Exciting Times On The Liner Normannia
By James Donahue
When launched in 1890 and German liner Normannia joined a fleet of twin-screw express steamships operated
by the Hamburg-Amercan line offering competitive passenger service between New York, England and Germany.
The Normannia at 500-feet in length was considered a leviathan in its day. This liner, and her sister
ships, The Columbia, Aguste Victoria, and Furst Bismarck were all constructed in nearly the same mold, and all busy maintaining
a weekly express service across the Atlantic.
These ships had five decks, the superstructure constructed of steel and teek wood, the upper decks
designed with turtle-backs at both the bow and stern. Three funnels rose from the hurricane deck. The graceful design of the
hull and the low masts of these ships, without yards, were designed to offer the least resistance.
All of these liners were designed for speed and safety. In an attempt to make them "unsinkable," the
ships were subdivided into numerous watertight compartments. The hulls had double bottoms, with the space even there divided
into chambers that could be filled or pumped free of water on command, thus increasing or decreasing the draught and guarding
against grounding in shallow waters.
For speed, the liners carried two separate engines and boilers that worked independently of each other,
and were divided by bulkheads that divided the engine rooms into two halves, each fully equipped to drive the ship in the
event of trouble in one of the engine rooms.
In its hey-day, the Hamburg-American line held the record for the fastest time across the Atlantic
from New York to Southampton. The company’s best time was six days, 10 hours and 32 minutes.
The Normannia was built for safety, but she had at least two narrow scrapes with disaster at sea non-the-less.
On one of her first trips, with her big 8000 horsepower engines pushing the ship at over 17 knots, the ship narrowly struck
an iceberg in the North Atlantic. Her skipper, Captain C. Hebich, said the ship was running in heavy fog with over 1,000 passengers
and crew members aboard, when the massive block of ice was spotted dead ahead. A hard turn to port saved the ship, but not
before it scraped the ice and damaged the iron plates on the upper decks at the stern.
Hebich said about twenty tons of ice broke off and fell on the decks, raising fears that some of the
passengers may have been buried under it. But after quickly clearing away the ice, it was found that nobody was injured. The
captain said most of the passengers were unaware of the incident. He said the design of the ship with its twin screws and
dual engines made the sharp turn away from the iceberg possible.

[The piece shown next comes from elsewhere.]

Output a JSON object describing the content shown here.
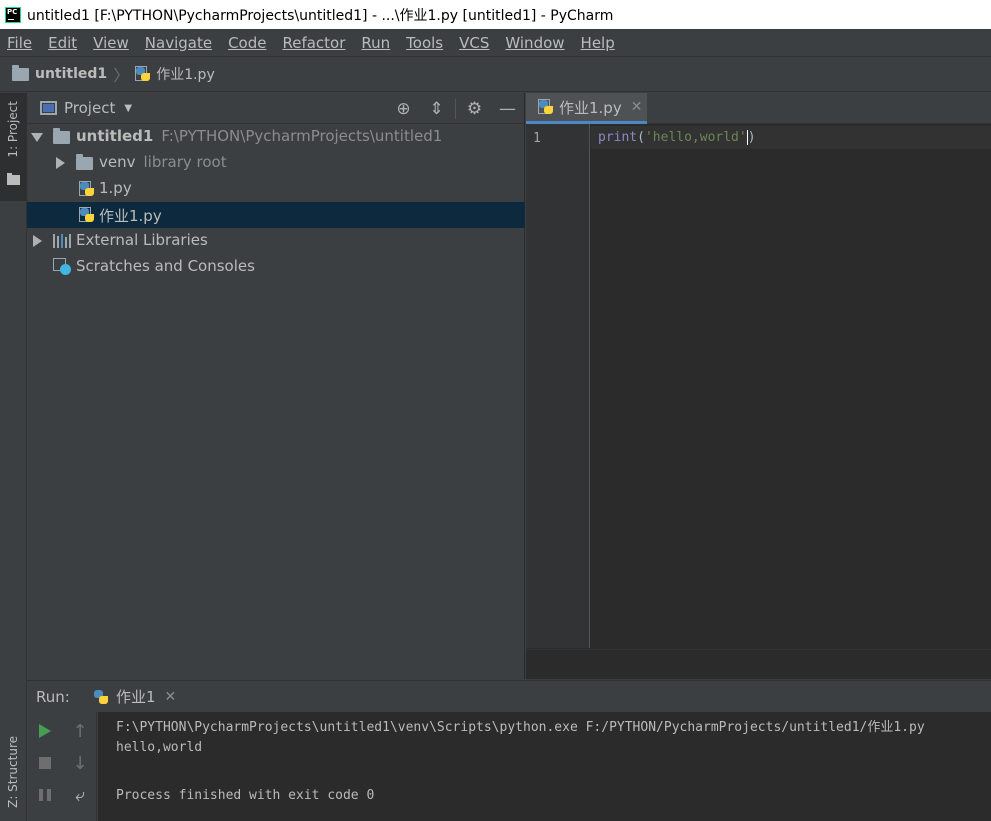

Captain Hebich said when the fog lifted it was discovered that the ship was passing through a field
of icebergs.
On January 20, 1894, the Normannia, still under the command of Captain Hebich, was struck by a huge
tidal wave after leaving New York. It happened on Sunday morning, while most of the passengers were still in their beds, so
they escaped injury. But the vessel was so slammed by the wave that her bows were left bowed in, cabins were wrecked, the
deckhouse almost completely demolished and furniture smashed into kindling.
A story in the New York Times said "the wave swept over her port bow with tremendous force, twisting
the steel rails at the bow, then rushing on, it stove a hold 20 feet wide and five feet high through the deckhouse and flooded
the saloons and cabins to a depth of three feet.
Six members of the crew were left badly injured by the incident.
The damage was so severe and with six injured crew members on board, Hebich turned the vessel around
the put back to New York harbor.
A third unfortunate incident struck the Normannia in 1892 when cholera broke out among the 482 immigrants
packed in steerage in the lower decks while the liner was steaming for New York. After reaching port, the ship and all of
its passengers and crew were placed in quarantine and forbidden to leave the ship for days. Among them was a well-known British
singer who was on her way to New York to make her American debut.
A wealthy New York man, Adolph Lewisohn, negotiated the purchase of Fire Island off New York that
featured a hotel and 13 cottages as a place for the 573 passengers in the ship's upper cabins to stay during the quarantine.
Lewisohn said he did it on behalf of his brother, Leonard, who was among the ship's passengers.
The Normannia was sold and converted to be the Spanish auxiliary cruiser Patriota in 1898. The following
year it was sold once again and renamed L. Aquitane. The vessel was scrapped in 1906.